Les principes applicables aux demandes de précisions et aux actes de procédure sont bien connus : les actes de procédure présentés par les parties doivent contenir suffisamment de détails pour exposer le fondement de la déclaration ou de la défense de manière à ce que la partie adverse puisse savoir à quels arguments elle devra réfuter, pour qu’elle soit en mesure de préparer sa réponse, pour éviter les surprises et pour circonscrire et encadrer de façon appropriée la communication préalable et la présentation de la preuve au procès (voir, par ex., l’arrêt Gulf Canada Ltd. c. Le remorqueur « Mary Mackin », 1984 CanLII 5405 (CAF), [1984] 1 C.F. 884 (C.A.)). […]

[192] Cela étant dit, le Tribunal doit inévitablement faire preuve de souplesse (paragraphe 48.9(1) de la LCDP) et à la vue du manque d’information de la part de M. Temate dans son EDP sur sa déficience, il s’agit effectivement d’un point où l’intervention du Tribunal aurait été nécessaire, et ce, même s’il n’y avait pas eu de contestation de la part de l’Agence.
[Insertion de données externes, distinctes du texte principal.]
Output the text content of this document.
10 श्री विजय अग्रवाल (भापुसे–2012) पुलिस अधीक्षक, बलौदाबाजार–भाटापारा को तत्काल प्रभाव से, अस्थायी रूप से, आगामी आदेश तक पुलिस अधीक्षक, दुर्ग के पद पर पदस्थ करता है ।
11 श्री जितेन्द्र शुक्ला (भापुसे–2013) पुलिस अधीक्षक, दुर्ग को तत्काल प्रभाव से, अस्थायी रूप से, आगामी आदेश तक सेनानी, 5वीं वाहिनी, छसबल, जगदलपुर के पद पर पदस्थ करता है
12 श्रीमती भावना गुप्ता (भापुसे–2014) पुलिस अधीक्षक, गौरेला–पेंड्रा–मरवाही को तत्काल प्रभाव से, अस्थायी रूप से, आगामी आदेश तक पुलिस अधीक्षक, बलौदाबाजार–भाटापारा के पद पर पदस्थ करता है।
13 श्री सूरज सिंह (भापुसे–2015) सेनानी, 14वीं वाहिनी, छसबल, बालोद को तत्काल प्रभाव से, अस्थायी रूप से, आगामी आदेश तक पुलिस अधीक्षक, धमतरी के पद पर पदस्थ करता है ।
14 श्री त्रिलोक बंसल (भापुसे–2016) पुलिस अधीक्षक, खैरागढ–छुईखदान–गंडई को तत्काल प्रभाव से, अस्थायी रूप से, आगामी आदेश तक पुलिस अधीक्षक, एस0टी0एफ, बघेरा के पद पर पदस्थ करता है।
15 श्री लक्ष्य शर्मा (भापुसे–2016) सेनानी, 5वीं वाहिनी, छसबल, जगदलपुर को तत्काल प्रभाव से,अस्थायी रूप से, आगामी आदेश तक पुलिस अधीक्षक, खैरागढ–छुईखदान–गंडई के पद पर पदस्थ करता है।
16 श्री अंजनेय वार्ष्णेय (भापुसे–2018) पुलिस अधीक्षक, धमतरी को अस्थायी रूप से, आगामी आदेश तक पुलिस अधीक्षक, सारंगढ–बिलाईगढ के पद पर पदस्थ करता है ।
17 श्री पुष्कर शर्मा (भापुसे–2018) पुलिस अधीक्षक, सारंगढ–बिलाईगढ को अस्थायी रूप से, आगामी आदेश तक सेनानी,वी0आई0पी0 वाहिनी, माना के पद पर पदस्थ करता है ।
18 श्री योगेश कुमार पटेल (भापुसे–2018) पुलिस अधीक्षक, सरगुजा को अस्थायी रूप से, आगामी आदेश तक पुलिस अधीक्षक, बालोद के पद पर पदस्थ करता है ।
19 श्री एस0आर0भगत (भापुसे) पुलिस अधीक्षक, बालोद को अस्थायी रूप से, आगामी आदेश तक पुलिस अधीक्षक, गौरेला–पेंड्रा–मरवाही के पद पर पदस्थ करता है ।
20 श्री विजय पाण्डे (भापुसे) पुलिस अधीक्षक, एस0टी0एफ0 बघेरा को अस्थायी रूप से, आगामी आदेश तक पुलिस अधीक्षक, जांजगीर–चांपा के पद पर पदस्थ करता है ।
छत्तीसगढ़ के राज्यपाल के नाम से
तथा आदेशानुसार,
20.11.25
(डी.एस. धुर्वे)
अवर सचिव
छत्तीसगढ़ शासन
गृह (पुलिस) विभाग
[193] Le principe de la proportionnalité commande que le décideur soit aussi proactif dans la gestion de sa procédure. Il doit, avec les parties, cerner les enjeux principaux de l’affaire dont il est saisi, gérer sa procédure le plus efficacement que possible, et cela prend encore plus de sens dans un processus quasi judiciaire et administratif comme le nôtre et dans lequel le Tribunal jouit d’une large discrétion à cet égard. Évidemment, la prudence est de mise afin d’assurer du respect de l’équité procédurale et des principes de justice naturelle envers toutes les parties.

[194] Néanmoins, bien que le Tribunal conclue qu’il existe un lien suffisant entre le motif de la déficience de M. Temate et la plainte d’origine et qu’il serait injuste de lui demander de déposer une nouvelle plainte à cet effet, le Tribunal convient qu’il devra fournir plus de précisions au sujet de sa déficience.

[195] Le Tribunal ni les autres parties ne peuvent se diriger à l’audience en ne comprenant pas la teneur de la déficience du plaignant. M. Temate ne peut, d’une part, alléguer qu’il aurait une déficience et que celle-ci aurait été un facteur dans son refus d’embauche et, d’autre part, ne pas en divulguer la teneur ni les détails. L’intimée a aussi le droit de comprendre les allégations du plaignant avec suffisamment de détails afin qu’elle puisse se défendre pleinement et entièrement (paragraphe 50(1) de la LCDP).

[196] Ainsi, le Tribunal accepte d’ajouter le motif de la déficience à la plainte puisqu’il juge qu’il existe un lien suffisant entre la déficience et la plainte d’origine (Levasseur, au par. 16) et ne radiera pas les allégations se retrouvant aux paragraphes 22, 28 à 30, 39, 73, 75 à 77, 93 à 96 de l’EDP de M. Temate. Mais, le Tribunal lui ordonnera de fournir des détails au sujet de sa déficience dans son EDP, et ce, avant que l’intimée dépose son propre EDP. Une fois cela fait, l’intimée aura l’heure juste à ce sujet et pourra alors déposer une défense pleine et entière.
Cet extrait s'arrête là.